On Wednesday July 23rd 2014, Alvin Huang of Synthesis Design + Architecture will be joining a diverse panel of contemporary global design thinkers for the Urban Formations Symposium hosted by the AA Visiting School Shanghai at the HKU Shanghai Study Center. The event is organized by Tom Verebes.


In a series of brief presentations by leading international experts, followed by a moderated discussion, this symposium will investigate the multifarious ways in which architects and urbanists interact with the forces shaping cities in the twenty-first century. The future of urbanity is increasingly indeterminable, contingent on the complex association of diverse environmental, economic, social and political influences. Within the highly mobile context of China’s seemingly unrelenting urbanisation, the theme of this event targets the paradox of top-down design mechanisms and emergent, formative processes.

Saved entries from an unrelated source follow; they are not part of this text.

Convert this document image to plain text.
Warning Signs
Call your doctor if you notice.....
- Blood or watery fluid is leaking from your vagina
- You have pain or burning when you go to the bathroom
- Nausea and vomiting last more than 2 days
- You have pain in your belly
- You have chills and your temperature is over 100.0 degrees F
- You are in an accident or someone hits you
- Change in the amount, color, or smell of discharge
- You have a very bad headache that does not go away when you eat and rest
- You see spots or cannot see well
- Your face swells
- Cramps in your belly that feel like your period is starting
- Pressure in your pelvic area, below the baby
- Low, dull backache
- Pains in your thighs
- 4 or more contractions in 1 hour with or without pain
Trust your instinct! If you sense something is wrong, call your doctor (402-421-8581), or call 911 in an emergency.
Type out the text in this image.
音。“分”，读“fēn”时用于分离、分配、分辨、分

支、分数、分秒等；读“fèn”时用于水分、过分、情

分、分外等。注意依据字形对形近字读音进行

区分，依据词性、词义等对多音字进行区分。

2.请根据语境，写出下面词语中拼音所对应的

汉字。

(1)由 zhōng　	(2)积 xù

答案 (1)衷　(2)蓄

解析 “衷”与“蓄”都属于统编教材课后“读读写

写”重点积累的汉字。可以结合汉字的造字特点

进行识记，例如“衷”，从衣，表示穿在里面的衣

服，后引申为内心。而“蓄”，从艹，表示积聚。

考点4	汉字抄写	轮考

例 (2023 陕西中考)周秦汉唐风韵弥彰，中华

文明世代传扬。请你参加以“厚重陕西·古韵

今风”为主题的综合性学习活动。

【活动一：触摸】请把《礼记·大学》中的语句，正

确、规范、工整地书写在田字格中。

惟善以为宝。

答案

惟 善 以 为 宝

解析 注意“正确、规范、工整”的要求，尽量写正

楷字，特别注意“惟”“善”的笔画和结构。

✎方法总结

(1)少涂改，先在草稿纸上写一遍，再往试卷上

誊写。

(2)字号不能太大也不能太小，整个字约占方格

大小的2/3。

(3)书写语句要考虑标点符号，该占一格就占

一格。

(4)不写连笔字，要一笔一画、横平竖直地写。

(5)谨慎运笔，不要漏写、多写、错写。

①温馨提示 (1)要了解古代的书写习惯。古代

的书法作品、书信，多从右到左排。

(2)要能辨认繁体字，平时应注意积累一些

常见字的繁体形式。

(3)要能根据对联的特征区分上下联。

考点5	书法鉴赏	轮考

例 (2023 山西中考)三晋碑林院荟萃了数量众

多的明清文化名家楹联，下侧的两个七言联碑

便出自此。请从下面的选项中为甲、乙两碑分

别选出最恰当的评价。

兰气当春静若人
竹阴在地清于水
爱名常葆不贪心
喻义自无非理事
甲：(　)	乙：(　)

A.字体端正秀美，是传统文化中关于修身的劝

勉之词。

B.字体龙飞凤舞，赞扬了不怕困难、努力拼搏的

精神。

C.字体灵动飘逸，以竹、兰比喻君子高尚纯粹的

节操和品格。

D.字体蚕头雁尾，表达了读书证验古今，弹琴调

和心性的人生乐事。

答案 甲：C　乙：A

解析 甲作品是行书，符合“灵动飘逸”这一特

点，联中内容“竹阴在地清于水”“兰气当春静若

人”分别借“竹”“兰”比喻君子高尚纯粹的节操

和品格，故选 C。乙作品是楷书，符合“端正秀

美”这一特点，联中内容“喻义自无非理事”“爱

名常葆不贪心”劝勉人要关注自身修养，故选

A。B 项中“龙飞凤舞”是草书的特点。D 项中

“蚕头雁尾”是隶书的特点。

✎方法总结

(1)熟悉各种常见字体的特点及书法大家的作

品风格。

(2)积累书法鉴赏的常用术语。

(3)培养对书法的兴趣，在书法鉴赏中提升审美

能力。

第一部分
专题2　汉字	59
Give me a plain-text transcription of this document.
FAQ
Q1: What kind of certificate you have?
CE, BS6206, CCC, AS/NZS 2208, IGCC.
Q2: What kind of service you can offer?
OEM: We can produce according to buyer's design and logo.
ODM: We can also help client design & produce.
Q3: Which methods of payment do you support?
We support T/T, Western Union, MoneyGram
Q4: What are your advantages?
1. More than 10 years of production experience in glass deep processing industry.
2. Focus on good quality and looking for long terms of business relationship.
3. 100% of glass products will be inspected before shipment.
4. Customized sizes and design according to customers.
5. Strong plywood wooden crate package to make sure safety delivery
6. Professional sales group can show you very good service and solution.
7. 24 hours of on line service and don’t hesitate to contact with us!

The new frontiers of theoretical innovation in architecture and urbanism emanate from the discipline’s haptic experimentation with emerging design technologies and methodologies, and their diverse epistemologies. This symposium focuses on explicating generative, algorithmic and parametric design approaches to complex urban formation and adaptation, around which two sessions of presentations and round table discussions will be organised. In the first session, this event will raise questions concerning urban formation, growth and transformation. It is through bottom-up formative processes from which the deep structure of generative spatial logic emanates. In this light, the association of formative and evolutionary approaches in urbanism and architecture to the adaptive and resilient capacities of urbanism, leads to a paradox between the endurance, obsolescence and the inevitability of urban change. In a second symposium session, presenters will address the varied challenges faced within the context of China’s rapid urbanisation, targeting the making of cities with distinct urban characters, as alternatives to the generic, uniform and monotonous spatial qualities of contemporary Chinese urbanism. At the core of an agenda pursuing the distinctness of cities in the twentieth century, is a confrontation with the pre-eminent twentieth century Fordist model of standardized and repetitive production, as well as its alternative, to materialise the custom formation of differentiated and specific urbanism.